AI Agents for Enhancing Actuarial Efficiency
1. Introduction
With the rapid rise of generative AI such as ChatGPT, AI Agents have become one of the most prominent technology trends. Unlike traditional programmed tools, AI Agents understand natural language, converse with users, interpret intent, and autonomously execute tasks. Because of these capabilities, big-tech firms are deploying AI Agents to drive operational efficiency and organizational redesign, and this momentum is spreading across industries. The insurance sector is no exception—insurers are actively exploring new ways of working and innovation opportunities enabled by AI Agents. How, then, are insurers actually using them?
2. AI Agents in the Insurance Industry
Insurers are introducing AI Agents to automate and optimize the value chain end to end. Key use cases include:
1) Claims Processing and Automation
AI Agents analyze diverse inputs—claim reports, images, medical records—and cross-check them against policy terms and regulations to determine eligibility, estimate payments, and flag potential fraud. This leads to faster turnaround, lower operating costs, and higher customer satisfaction.
2) Customer Engagement and Service
NLP-based conversational agents handle real-time inquiries, explain policy details, guide document submission, and send renewal reminders—reducing repetitive workload previously handled by human support staff and improving the customer experience.
3) Pricing
In the process of importing historical policy and claim data and performing pricing based on either traditional actuarial methods or machine learning and deep learning techniques, AI Agents support pricing by providing explanations of the pricing results. Without AI Agents, actuaries would need to manually analyze the relationships between risk variables and premiums and explain the results, a process that typically requires a significant amount of time.
When AI Agents assist in this analytical process, actuaries can more quickly perform relationship analyses among variables according to their needs, substantially reducing the time required for such tasks. As a result, actuaries are able to move away from repetitive and time-consuming work and focus more on efficient, value-adding, and core actuarial responsibilities.
4) Reporting
Even when actuaries invest considerable time in conducting various analyses, a formal reporting process is essential for those results to be reflected in the company’s decision-making. For reporting purposes, key findings must be selected, processed, and summarized from the analytical outputs, and the content often needs to be restructured so that non-actuarial stakeholders can easily understand it.
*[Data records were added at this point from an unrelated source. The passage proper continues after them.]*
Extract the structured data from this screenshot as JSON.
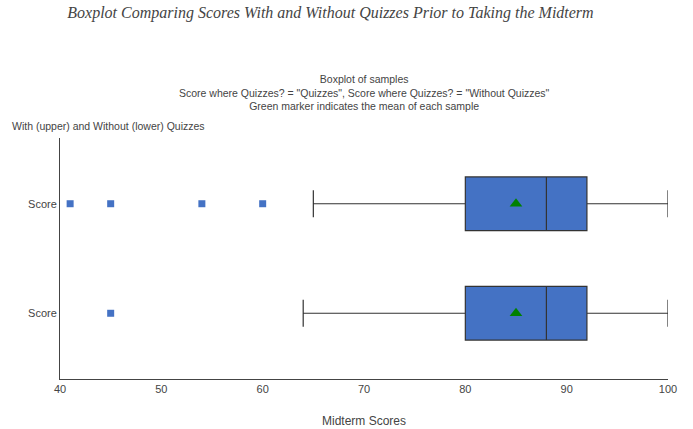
{
  "chart_data": {
    "type": "box",
    "orientation": "horizontal",
    "title": "Boxplot Comparing Scores With and Without Quizzes Prior to Taking the Midterm",
    "plot_title": "Boxplot of samples",
    "subtitle": "Score where Quizzes? = \"Quizzes\", Score where Quizzes? = \"Without Quizzes\"\nGreen marker indicates the mean of each sample",
    "ylabel": "With (upper) and Without (lower) Quizzes",
    "xlabel": "Midterm Scores",
    "categories": [
      "Score",
      "Score"
    ],
    "series": [
      {
        "type": "box",
        "color": "#4472C4",
        "marker": "square",
        "whisker_low": [
          64,
          65
        ],
        "q1": [
          80,
          80
        ],
        "median": [
          88,
          88
        ],
        "q3": [
          92,
          92
        ],
        "whisker_high": [
          100,
          100
        ],
        "outliers": [
          [
            45
          ],
          [
            41,
            45,
            54,
            60
          ]
        ]
      },
      {
        "type": "scatter",
        "color": "green",
        "marker": "triangle-up",
        "values": [
          85,
          85
        ]
      }
    ],
    "xlim": [
      40,
      100
    ],
    "xticks": [
      40,
      50,
      60,
      70,
      80,
      90,
      100
    ],
    "grid": false
  }
}
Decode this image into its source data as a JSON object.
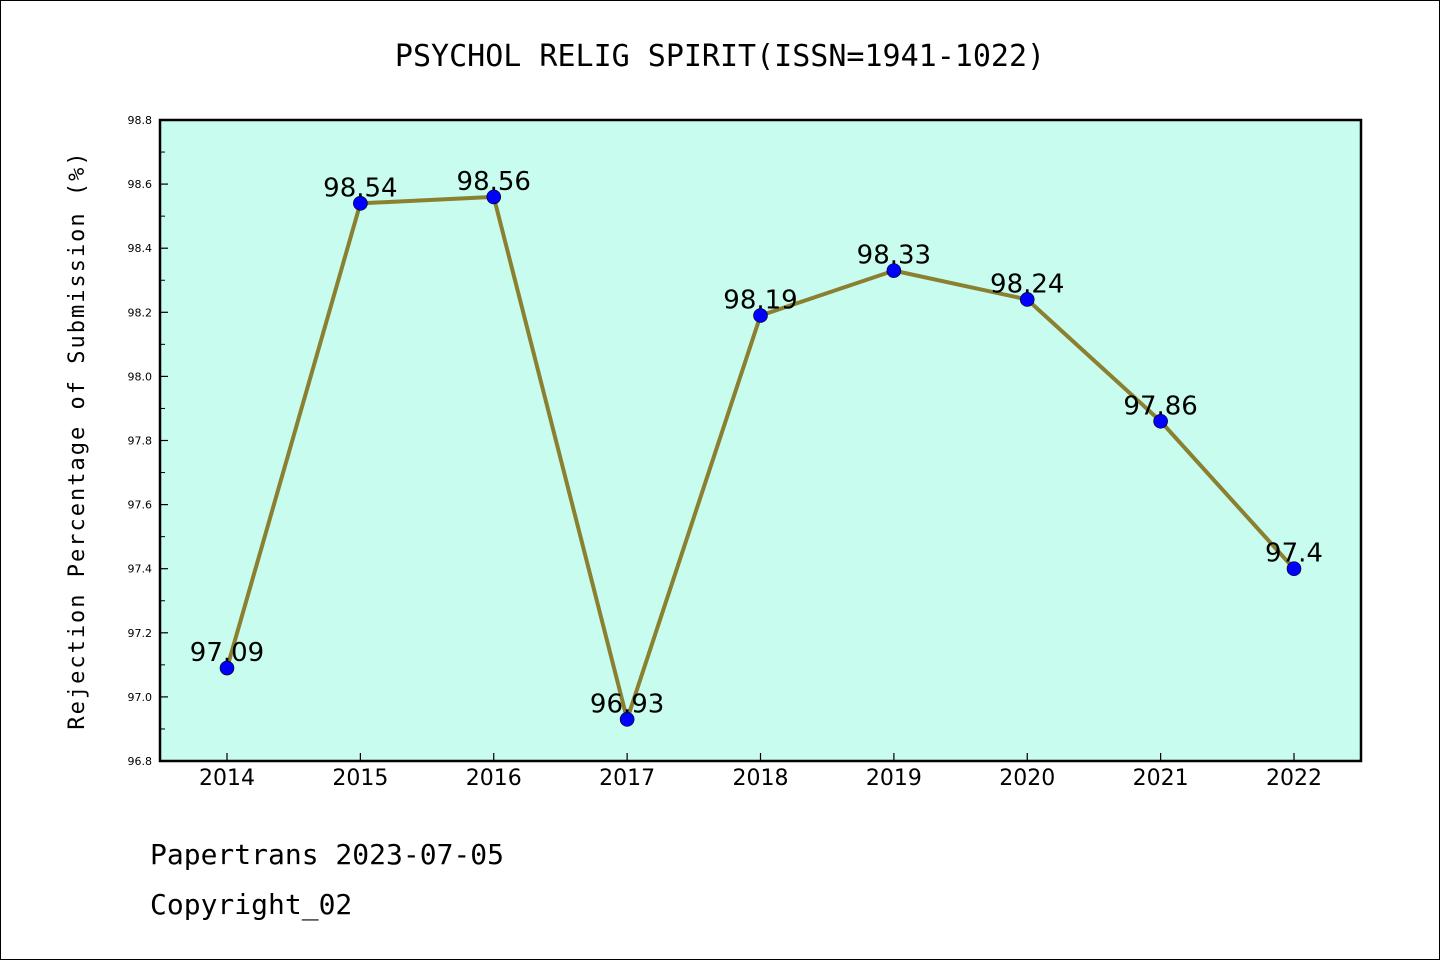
{
  "chart_data": {
    "type": "line",
    "title": "PSYCHOL RELIG SPIRIT(ISSN=1941-1022)",
    "xlabel": "",
    "ylabel": "Rejection Percentage of Submission (%)",
    "categories": [
      "2014",
      "2015",
      "2016",
      "2017",
      "2018",
      "2019",
      "2020",
      "2021",
      "2022"
    ],
    "series": [
      {
        "values": [
          97.09,
          98.54,
          98.56,
          96.93,
          98.19,
          98.33,
          98.24,
          97.86,
          97.4
        ],
        "labels": [
          "97.09",
          "98.54",
          "98.56",
          "96.93",
          "98.19",
          "98.33",
          "98.24",
          "97.86",
          "97.4"
        ],
        "line_color": "#8b8030",
        "marker_color": "#0000ff"
      }
    ],
    "ylim": [
      96.8,
      98.8
    ],
    "yticks": [
      "96.8",
      "97.0",
      "97.2",
      "97.4",
      "97.6",
      "97.8",
      "98.0",
      "98.2",
      "98.4",
      "98.6",
      "98.8"
    ],
    "background_color": "#c8fcee",
    "grid": false
  },
  "footer": {
    "line1": "Papertrans 2023-07-05",
    "line2": "Copyright_02"
  }
}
By leveraging AI Agents, insurers can benefit not only from the automation of reports based on standardized templates, but also from improved management of historical analysis records and enhanced explanatory narratives. In an environment where regulations and internal controls regarding AI usage are becoming increasingly stringent, reporting plays a critical role not only in internal documentation but also in external compliance management.
3. AI with RNA
As a global actuarial consulting firm, RNA Analytics leverages a range of AI-Agent technologies to deliver tailored services. Among its solutions, the GIP (General Insurance Pricing) tool integrates with AI Agents to enhance:
- Automated Data Quality Validation: Detect anomalies in datasets and generate correction suggestions.
- Automated Modeling Execution: Train and compare multiple ML/DL models in parallel.
- Analytical Insights: Analyze DataFrames and outputs to support better decision-making.
- Report Generation: Automatically produce Word-format reports with key metrics and charts.
4. Conclusion
AI Agents can automate structured, repetitive actuarial tasks while supporting complex analysis and decision-making, improving both productivity and accuracy. Insurers must redefine how people and AI cooperate. RNA’s growing suite of AI tools represents a first step toward practical digital transformation in actuarial functions. Ultimately, AI Agents will not replace actuaries; they will serve as AI co-workers, expanding actuarial capabilities and setting a new standard for the insurance industry.